His political theatrics pull India toward its worst impulses, rekindling a divisive symbol at the expense of a statesman who fought for national unity. India, though a young democracy, is part of an ancient civilisation. Its task is to choose stability over sentiment, foresight over frenzy. If December 6 becomes merely a day of communal flashback, the nation misses an opportunity for reflection. If it reverts to honouring Ambedkar’s vision, it gains guidance and dignity. That is why Kabir’s stunt deserves to be called out as a deliberate attempt to drag the state back into artificial conflict. Who benefits from stoking an old wound right before elections? The Trinamool Congress cannot absolve itself from this.

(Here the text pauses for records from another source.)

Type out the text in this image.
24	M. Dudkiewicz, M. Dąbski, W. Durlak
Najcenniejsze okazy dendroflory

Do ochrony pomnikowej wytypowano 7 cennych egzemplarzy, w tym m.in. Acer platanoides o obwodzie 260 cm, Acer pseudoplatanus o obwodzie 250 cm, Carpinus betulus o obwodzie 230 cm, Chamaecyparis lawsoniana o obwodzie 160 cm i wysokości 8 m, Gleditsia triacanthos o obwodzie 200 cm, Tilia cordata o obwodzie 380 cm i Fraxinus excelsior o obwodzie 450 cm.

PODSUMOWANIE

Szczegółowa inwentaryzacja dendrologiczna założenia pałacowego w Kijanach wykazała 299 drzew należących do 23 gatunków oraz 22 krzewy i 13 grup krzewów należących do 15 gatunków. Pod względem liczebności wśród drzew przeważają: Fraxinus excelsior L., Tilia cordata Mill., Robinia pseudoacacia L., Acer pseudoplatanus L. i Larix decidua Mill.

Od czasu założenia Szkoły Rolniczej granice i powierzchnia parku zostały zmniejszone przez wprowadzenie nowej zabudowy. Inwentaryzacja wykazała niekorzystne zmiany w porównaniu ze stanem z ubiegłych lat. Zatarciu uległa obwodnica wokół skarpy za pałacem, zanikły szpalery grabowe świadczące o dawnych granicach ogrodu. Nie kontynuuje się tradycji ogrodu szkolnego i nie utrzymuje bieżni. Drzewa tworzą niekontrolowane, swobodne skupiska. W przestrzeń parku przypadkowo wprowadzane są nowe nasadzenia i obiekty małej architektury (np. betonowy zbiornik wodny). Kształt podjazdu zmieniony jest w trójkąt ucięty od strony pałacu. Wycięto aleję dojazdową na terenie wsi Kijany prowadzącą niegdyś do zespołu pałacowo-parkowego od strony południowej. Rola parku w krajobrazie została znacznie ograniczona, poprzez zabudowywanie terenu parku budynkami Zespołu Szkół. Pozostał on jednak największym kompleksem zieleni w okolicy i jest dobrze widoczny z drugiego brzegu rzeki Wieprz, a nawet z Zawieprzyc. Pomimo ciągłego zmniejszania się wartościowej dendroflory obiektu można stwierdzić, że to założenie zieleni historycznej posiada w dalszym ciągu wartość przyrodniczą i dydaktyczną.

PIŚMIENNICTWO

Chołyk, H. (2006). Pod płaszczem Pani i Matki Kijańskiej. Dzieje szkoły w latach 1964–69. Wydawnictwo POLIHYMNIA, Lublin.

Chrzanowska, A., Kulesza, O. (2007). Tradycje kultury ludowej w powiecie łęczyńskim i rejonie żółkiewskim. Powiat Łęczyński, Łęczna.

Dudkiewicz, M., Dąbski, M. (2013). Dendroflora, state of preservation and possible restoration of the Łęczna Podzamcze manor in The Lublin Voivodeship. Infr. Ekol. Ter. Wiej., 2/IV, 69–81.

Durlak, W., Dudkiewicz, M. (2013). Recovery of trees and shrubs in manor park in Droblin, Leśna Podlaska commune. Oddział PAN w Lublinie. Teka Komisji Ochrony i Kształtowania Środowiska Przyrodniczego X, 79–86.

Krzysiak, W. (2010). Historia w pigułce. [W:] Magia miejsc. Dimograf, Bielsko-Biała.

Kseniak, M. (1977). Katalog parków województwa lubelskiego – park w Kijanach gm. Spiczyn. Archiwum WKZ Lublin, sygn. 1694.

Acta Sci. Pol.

Although Kabir is suspended on paper, the scale of mobilisation, the machinery behind the event, and the atmosphere it created suggest otherwise. If the party truly disapproved, how did such a large gathering happen? Why was a day dedicated to Ambedkar hijacked for a polarising spectacle? These questions belong not only to Kabir but also to Mamata Banerjee and her administration. If they claim to champion constitutional values, then why endorse an act that undermines the ideals Ambedkar fought for?